I took a deep breath and exhaled.

"Just exactly what does this entail and how much more money will I get?"

"It's not too bad. You'd have to order new textbooks, plan the department curriculum, set class schedules, that sort of thing and you'll get paid the grand sum of twenty five dollars a month more to do it. Before you get your hackles up you need to know the bulk of your chairman work has already been done for this year."

"The two women didn't want the responsibility, did they?"

"No," he shook his head. "It's not what you think though. Ruth has too much to do already plus she doesn't really consider herself in the science department, just helping out. Ann Russell's afraid of her own shadow and has only been with us for a year. If you don't do it, Jeremy, I'm going to have to ask another department head to do it and I can assure you whoever it is won't have your department's best interest at heart."

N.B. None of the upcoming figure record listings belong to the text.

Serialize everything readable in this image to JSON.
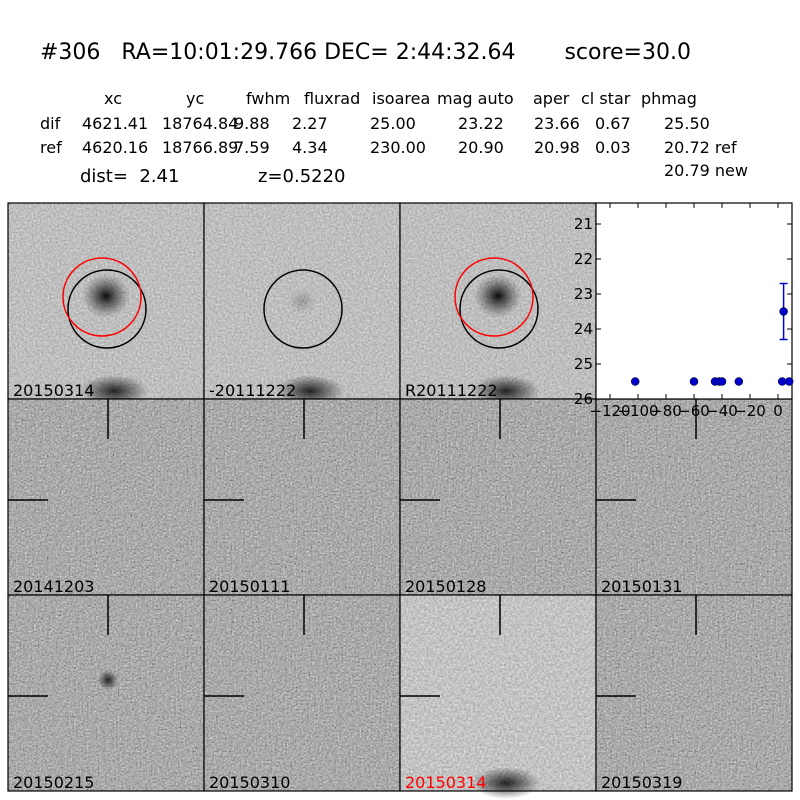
{
  "header": {
    "title": "#306   RA=10:01:29.766 DEC= 2:44:32.64       score=30.0",
    "columns": [
      "xc",
      "yc",
      "fwhm",
      "fluxrad",
      "isoarea",
      "mag auto",
      "aper",
      "cl star",
      "phmag"
    ],
    "rows": [
      {
        "label": "dif",
        "values": [
          "4621.41",
          "18764.84",
          "9.88",
          "2.27",
          "25.00",
          "23.22",
          "23.66",
          "0.67",
          "25.50"
        ]
      },
      {
        "label": "ref",
        "values": [
          "4620.16",
          "18766.89",
          "7.59",
          "4.34",
          "230.00",
          "20.90",
          "20.98",
          "0.03",
          "20.72 ref"
        ]
      }
    ],
    "new_mag": "20.79 new",
    "dist_text": "dist=  2.41",
    "z_text": "z=0.5220"
  },
  "panels": [
    {
      "label": "20150314",
      "label_color": "#000000",
      "style": "light",
      "circles": "both"
    },
    {
      "label": "-20111222",
      "label_color": "#000000",
      "style": "diff",
      "circles": "black"
    },
    {
      "label": "R20111222",
      "label_color": "#000000",
      "style": "light",
      "circles": "both"
    },
    {
      "label": "20141203",
      "label_color": "#000000",
      "style": "noisy",
      "circles": "none"
    },
    {
      "label": "20150111",
      "label_color": "#000000",
      "style": "noisy",
      "circles": "none"
    },
    {
      "label": "20150128",
      "label_color": "#000000",
      "style": "noisy",
      "circles": "none"
    },
    {
      "label": "20150131",
      "label_color": "#000000",
      "style": "noisy",
      "circles": "none"
    },
    {
      "label": "20150215",
      "label_color": "#000000",
      "style": "noisy",
      "circles": "none"
    },
    {
      "label": "20150310",
      "label_color": "#000000",
      "style": "noisy",
      "circles": "none"
    },
    {
      "label": "20150314",
      "label_color": "#ff0000",
      "style": "pale",
      "circles": "none"
    },
    {
      "label": "20150319",
      "label_color": "#000000",
      "style": "noisy",
      "circles": "none"
    }
  ],
  "chart_data": {
    "type": "scatter",
    "x": [
      -102,
      -60,
      -45,
      -42,
      -40,
      -28,
      -2,
      3,
      8
    ],
    "y": [
      25.5,
      25.5,
      25.5,
      25.5,
      25.5,
      25.5,
      23.5,
      25.5,
      25.5
    ],
    "error_point": {
      "x": 4,
      "y": 23.5,
      "lower": 22.7,
      "upper": 24.3
    },
    "xlim": [
      -130,
      10
    ],
    "ylim": [
      26,
      20.4
    ],
    "yticks": [
      21,
      22,
      23,
      24,
      25,
      26
    ],
    "xticks": [
      -120,
      -100,
      -80,
      -60,
      -40,
      -20,
      0
    ],
    "marker_color": "#0000cc"
  }
}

"I'll do it, I'll do it. Why not? It's not like I don't have plenty of time on my hands," I replied sarcastically.

"That's the team spirit, Captain. Now let me get out of here because I need to go see Alicia Martin about helping me out when Ann goes out on maternity leave."

"Good luck with that."

He stood to leave and stopped.

"Before I forget, I've got your keys. It's everything you need access to and I shouldn't have to tell you to guard them well. The only people with more keys than you are the maintenance people, me, and the assistant principal. If you lose your keys it'll cost over five hundred dollars to change your locks and you'll end up paying it.

It looked like maybe thirty keys or more, all labeled and on a key ring big enough to wear on your arm like a bracelet.

"MY locks? And I have to pay? Bullshit!"

"Bullshit, hell! We're having to let teachers go because we don't have the money. If you think you can jackass around and lose those keys and we're going to pay your freight then you're crazy. Every person on staff has the same responsibility."

The bastard was serious.

"Wow," I deadpanned. "I fell really special. Now where's my top secret decoder ring?"

As Marcus left I could see the tired stress in his face. He was putting on a good front but his body was betraying him and suddenly I felt sorry for him. No way in hell would I want his job; I didn't think teaching was going to be a cake walk but I was beginning to see there was much more to it than I expected. Budgetary cutbacks definitely weren't new to me and I certainly understood what happened if I wrote a check when I didn't have money in my account to cover it.

Monday arrived sooner than I expected and I arrived to work early. I didn't feel comfortable using my key to open the front door on my very first day because if there was an alarm system Marcus hadn't given me the code. After about thirty minutes Marcus's car pulled in.

"Still an early bird, huh? That's good. I have to constantly stay on some of the teachers about being late. Come on into my office; Coach Baker should be here any minute. He's probably already over at the gym but he'll stop by my office around seven forty five."

We'd barely sat down before a man in cleats with athletic shorts and a tee shirt bearing the school logo arrogantly strode into the office.

"Jeremy Easton, meet Patrick Baker, the head coach."

Baker smiled and extended his hand for me to shake.

"Call me Rick. Everyone else does."

"So what do you think of your new coach, Patrick?"

Baker briefly flinched and I instantly sensed the friction between the two men. Baker was a couple of inches shorter than me, maybe 6'2" and looked like a handsome blond surfer. His skin was tanned with faint wrinkles, and he was probably in his forties but he probably still had women beating a path to his door.